E.g. the stream is consisted of messages that have a sender, a recipient, the channel through which the message arrived and a gateway through which it was delivered. I'm having trouble deciding how to organize one or more topologies that could give me e.g. total count of messages by gateway and/or by channel. And besides the total, counts per minute would be nice too.
The basic idea is to have a spout that will accept messaging events, and from there aggregate the data as needed. Currently I'm playing around with Trident and DRPC and I've came up with two possible topologies that solve the problem at this stage. Can't decide which approach is better, if any?!
The entire source is available at this gist.
It has three classes:
RandomMessageSpout
used to emit the messaging data
simulates the real data source
SeparateTopology
creates a separate DRPC stream for each metric needed
also a separate query state is created for each metric
they all use the same spout instance
CombinedTopology
creates a single DRPC stream with all the metrics needed
creates a separate query state for each metric
each query state extracts the desired metric and groups results for it
Now, for the problems and questions:
SeparateTopology
is it necessary to use the same spout instance or can I just say new RandomMessageSpout() each time?

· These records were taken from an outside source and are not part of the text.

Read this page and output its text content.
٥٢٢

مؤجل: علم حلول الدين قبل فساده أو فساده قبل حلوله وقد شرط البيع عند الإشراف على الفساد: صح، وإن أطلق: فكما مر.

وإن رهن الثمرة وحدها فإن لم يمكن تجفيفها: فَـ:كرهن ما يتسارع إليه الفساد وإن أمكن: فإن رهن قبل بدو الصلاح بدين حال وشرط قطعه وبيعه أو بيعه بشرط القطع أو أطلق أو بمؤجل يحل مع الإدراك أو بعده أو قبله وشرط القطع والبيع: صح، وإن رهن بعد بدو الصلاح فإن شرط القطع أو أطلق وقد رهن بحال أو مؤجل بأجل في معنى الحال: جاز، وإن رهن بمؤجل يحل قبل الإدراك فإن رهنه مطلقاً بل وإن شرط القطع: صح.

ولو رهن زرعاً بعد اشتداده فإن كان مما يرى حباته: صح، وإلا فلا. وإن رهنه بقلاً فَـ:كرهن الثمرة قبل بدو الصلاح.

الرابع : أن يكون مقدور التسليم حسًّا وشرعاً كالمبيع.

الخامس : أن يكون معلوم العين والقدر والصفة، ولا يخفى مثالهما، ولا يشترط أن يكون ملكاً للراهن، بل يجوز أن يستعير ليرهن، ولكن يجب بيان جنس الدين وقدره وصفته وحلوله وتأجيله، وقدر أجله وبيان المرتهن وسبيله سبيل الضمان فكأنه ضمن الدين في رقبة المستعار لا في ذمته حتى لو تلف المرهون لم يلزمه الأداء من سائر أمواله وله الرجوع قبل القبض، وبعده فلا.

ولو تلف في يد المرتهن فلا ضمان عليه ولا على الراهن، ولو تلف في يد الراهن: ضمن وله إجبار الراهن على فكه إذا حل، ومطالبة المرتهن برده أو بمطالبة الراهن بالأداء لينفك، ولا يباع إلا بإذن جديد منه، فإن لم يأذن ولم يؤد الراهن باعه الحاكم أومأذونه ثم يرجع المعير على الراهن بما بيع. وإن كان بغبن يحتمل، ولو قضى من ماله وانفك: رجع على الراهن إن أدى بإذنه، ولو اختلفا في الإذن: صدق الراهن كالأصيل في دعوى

I like the idea that I don't need to persist grouped data by all the metrics, but just the groupings we need to extract later
is the spout emitted data actually processed by all the state/query combinations, e.g. not the first one that comes?
would this also later enable dynamic addition of new state/query combinations at runtime?
CombinedTopology
I don't really like the idea that I need to persist data grouped by all the metrics since I don't need all the combinations
it came as a surprise that the all the metrics always return the same data
e.g. channel and gateway inquiries return status metrics data
I found that this was always the data grouped by the first field in state definition
this topic explains the reasoning behind this behaviour
but I'm wondering if this is a good way of doing thins in the first place (and will find a way around this issue if need be)

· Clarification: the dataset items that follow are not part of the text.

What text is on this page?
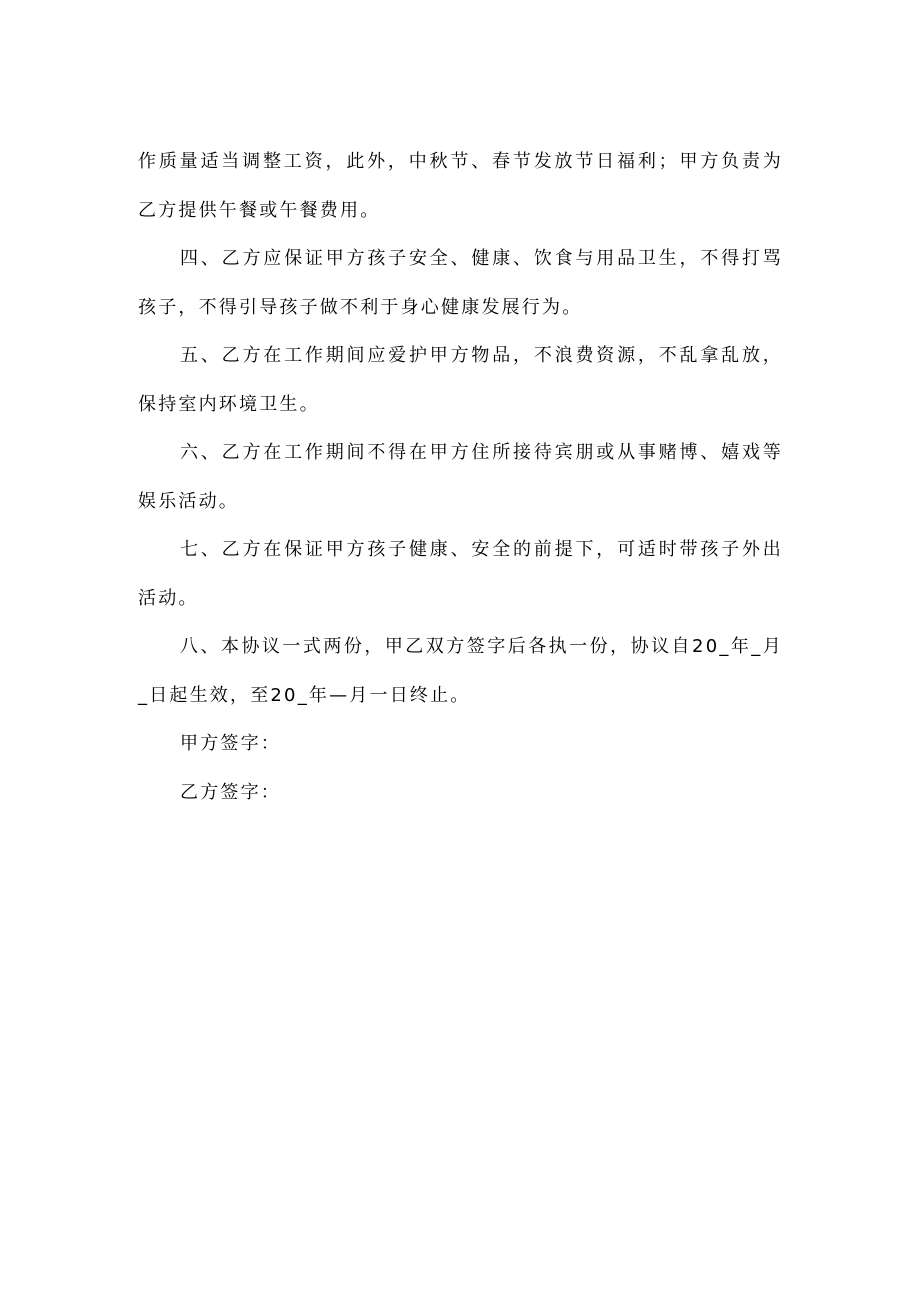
作质量适当调整工资，此外，中秋节、春节发放节日福利；甲方负责为乙方提供午餐或午餐费用。

四、乙方应保证甲方孩子安全、健康、饮食与用品卫生，不得打骂孩子，不得引导孩子做不利于身心健康发展行为。

五、乙方在工作期间应爱护甲方物品，不浪费资源，不乱拿乱放，保持室内环境卫生。

六、乙方在工作期间不得在甲方住所接待宾朋或从事赌博、嬉戏等娱乐活动。

七、乙方在保证甲方孩子健康、安全的前提下，可适时带孩子外出活动。

八、本协议一式两份，甲乙双方签字后各执一份，协议自20_年_月_日起生效，至20_年—月一日终止。

甲方签字：

乙方签字：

SnapshotGet vs TupleCollectionGet in stateQuery
with SnapshotGet things tended to work, but not always, only TupleCollectionGet solved the issue
any pointers as to what is correct way of doing that?
I guess this is a longish question / topic, but any help is really appreciated!
Also, if I missed the architecture entirely, suggestions on how to accomplish this would be most welcome.
Thanks in advance :-)
You can't actually split a stream in SeparateTopology by invoking newStream() using the same spout instance, since that would create new instances of the same RandomMessageSpout spout, which would result in duplicate values being emitted to your topology by multiple, separate spout instances. (Spout parallelization is only possible in Storm with partitioned spouts, where each spout instance processes a partition of the whole dataset -- a Kafka partition, for example).
The correct approach here is to modify the CombinedTopology to split the stream into multiple streams as needed for each metric you need (see below), and then do a groupBy() by that metric's field and persistentAggregate() on each newly branched stream.
From the Trident FAQ,
"each" returns a Stream object, which you can store in a variable. You can then run multiple eaches on the same Stream to split it, e.g.:
Stream s = topology.each(...).groupBy(...).aggregate(...)
Stream branch1 = s.each(...)
Stream branch2 = s.each(...)
See this thread on Storm's mailing list, and this one for more information.